Investment analysts like Chris Jeffery of Legal & General Investment Management are reshuffling their portfolios, reducing positions favoring the euro. As economic realities come to the fore, both he and others articulate a mixed perspective on European stocks—recognizing stimulus spending might provide some insulation even amidst tariff-induced volatility.
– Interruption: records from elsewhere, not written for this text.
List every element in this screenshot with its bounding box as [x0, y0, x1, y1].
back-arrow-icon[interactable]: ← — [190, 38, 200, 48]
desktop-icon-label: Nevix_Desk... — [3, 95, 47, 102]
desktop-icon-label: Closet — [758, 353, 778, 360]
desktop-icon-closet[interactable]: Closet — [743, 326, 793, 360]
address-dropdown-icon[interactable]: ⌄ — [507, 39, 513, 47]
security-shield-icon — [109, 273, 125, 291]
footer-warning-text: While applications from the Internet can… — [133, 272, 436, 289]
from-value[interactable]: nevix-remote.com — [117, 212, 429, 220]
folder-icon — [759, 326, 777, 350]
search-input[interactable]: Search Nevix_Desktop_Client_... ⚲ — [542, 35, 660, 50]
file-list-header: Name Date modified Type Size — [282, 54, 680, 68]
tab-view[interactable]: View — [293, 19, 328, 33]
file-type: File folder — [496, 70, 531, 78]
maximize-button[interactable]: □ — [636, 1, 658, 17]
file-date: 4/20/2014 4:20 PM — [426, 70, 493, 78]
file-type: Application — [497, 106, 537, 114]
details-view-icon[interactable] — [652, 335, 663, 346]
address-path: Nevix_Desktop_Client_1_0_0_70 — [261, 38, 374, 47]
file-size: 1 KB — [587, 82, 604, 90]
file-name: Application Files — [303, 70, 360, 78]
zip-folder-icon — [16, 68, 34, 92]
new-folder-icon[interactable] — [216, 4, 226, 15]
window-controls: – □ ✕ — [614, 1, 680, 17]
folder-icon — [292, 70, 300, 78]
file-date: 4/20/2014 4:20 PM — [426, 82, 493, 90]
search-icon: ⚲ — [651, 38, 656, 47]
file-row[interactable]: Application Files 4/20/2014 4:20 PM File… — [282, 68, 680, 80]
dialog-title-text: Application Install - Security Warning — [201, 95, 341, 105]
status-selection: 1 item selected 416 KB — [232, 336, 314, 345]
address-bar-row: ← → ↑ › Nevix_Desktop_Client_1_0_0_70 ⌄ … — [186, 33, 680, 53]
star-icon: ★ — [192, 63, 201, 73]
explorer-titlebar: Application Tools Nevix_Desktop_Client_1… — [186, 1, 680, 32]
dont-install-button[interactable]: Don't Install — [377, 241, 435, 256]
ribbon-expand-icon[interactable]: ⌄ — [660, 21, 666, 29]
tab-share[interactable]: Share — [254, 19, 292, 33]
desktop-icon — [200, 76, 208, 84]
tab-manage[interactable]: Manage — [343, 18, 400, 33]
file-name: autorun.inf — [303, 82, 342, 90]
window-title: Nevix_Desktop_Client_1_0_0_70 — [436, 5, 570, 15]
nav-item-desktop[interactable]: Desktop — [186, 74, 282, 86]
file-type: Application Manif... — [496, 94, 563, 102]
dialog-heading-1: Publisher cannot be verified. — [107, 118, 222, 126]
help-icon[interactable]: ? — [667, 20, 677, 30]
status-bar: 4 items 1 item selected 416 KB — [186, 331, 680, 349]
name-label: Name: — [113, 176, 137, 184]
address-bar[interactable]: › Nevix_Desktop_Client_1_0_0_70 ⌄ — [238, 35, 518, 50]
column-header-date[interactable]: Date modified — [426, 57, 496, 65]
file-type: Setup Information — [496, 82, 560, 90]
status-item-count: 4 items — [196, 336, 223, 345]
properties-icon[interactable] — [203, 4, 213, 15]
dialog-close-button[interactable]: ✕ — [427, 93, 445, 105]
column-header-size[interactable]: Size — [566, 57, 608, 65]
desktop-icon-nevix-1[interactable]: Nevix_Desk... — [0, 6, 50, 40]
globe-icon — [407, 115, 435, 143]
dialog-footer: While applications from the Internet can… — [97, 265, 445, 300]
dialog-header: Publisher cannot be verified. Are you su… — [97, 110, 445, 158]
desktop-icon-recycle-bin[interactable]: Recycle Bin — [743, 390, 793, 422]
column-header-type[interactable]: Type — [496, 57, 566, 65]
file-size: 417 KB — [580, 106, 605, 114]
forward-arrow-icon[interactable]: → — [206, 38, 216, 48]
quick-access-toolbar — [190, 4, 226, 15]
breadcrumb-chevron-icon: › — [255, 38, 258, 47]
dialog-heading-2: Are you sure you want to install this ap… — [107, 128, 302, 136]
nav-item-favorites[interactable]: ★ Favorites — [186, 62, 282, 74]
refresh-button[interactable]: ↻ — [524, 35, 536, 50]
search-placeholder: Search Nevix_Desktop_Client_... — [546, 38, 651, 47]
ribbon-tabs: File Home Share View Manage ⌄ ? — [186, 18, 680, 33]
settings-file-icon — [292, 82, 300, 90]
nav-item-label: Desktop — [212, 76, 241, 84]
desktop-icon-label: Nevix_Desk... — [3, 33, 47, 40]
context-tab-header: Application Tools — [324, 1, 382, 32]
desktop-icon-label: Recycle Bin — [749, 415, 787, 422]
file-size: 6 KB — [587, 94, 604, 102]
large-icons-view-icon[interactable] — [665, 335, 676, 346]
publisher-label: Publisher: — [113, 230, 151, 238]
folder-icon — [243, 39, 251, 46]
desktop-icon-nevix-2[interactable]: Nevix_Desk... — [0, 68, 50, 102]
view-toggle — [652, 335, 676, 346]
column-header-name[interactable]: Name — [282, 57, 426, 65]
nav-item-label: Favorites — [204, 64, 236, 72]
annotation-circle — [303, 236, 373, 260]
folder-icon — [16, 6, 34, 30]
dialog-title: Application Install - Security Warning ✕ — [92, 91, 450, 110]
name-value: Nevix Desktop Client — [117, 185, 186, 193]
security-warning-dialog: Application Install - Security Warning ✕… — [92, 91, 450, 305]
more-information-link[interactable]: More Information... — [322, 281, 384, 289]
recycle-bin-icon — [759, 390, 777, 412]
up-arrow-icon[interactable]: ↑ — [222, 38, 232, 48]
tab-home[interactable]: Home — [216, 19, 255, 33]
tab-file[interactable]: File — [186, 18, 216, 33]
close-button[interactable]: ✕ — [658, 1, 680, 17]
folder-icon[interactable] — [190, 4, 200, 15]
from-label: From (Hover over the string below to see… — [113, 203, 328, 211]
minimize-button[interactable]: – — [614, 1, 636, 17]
The Underlying Economic Reality
Former European Central Bank President Mario Draghi described the continent’s economic situation as one of “slow agony,” necessitating a cohesive industrial policy and significant innovation investments. For the current rally to sustain itself, markets require a fresh trigger—potentially the implementation of some of Draghi’s recommendations could pave the way for more enduring growth.
Despite a slight uptick in business activity and a positive outlook from Germany, key indicators remain less favorable. For instance, while the Citi euro area economic surprise index has been positive, showing data above market expectations, its broader gauge of economic growth still lags.
Trevor Greetham from Royal London Asset Management stated that while they are looking to reduce U.S. equity holdings, there isn’t an imminent boom in Europe. However, he views Europe as a more attractive investment relative to the U.S., indicating an emerging appetite for European assets amidst the geopolitical chaos.
A Cautious Outlook
Further complicating the situation, Andrew Pease, chief investment strategist at Russell Investments, confirmed that while their global equity fund maintains a positive bias toward European stocks due to improved long-term outlooks, caution prevails regarding increasing positions until after April 2. “If this causes a global downturn, then Europe can’t escape it,” he noted.
In conclusion, while Europe may have enjoyed a euphoric phase in equity markets, Trump’s unpredictable trade policy along with the looming risks of tariffs are prompting strategies that emphasize caution. Investors would be wise to remain vigilant and ready to pivot as geopolitical dynamics evolve.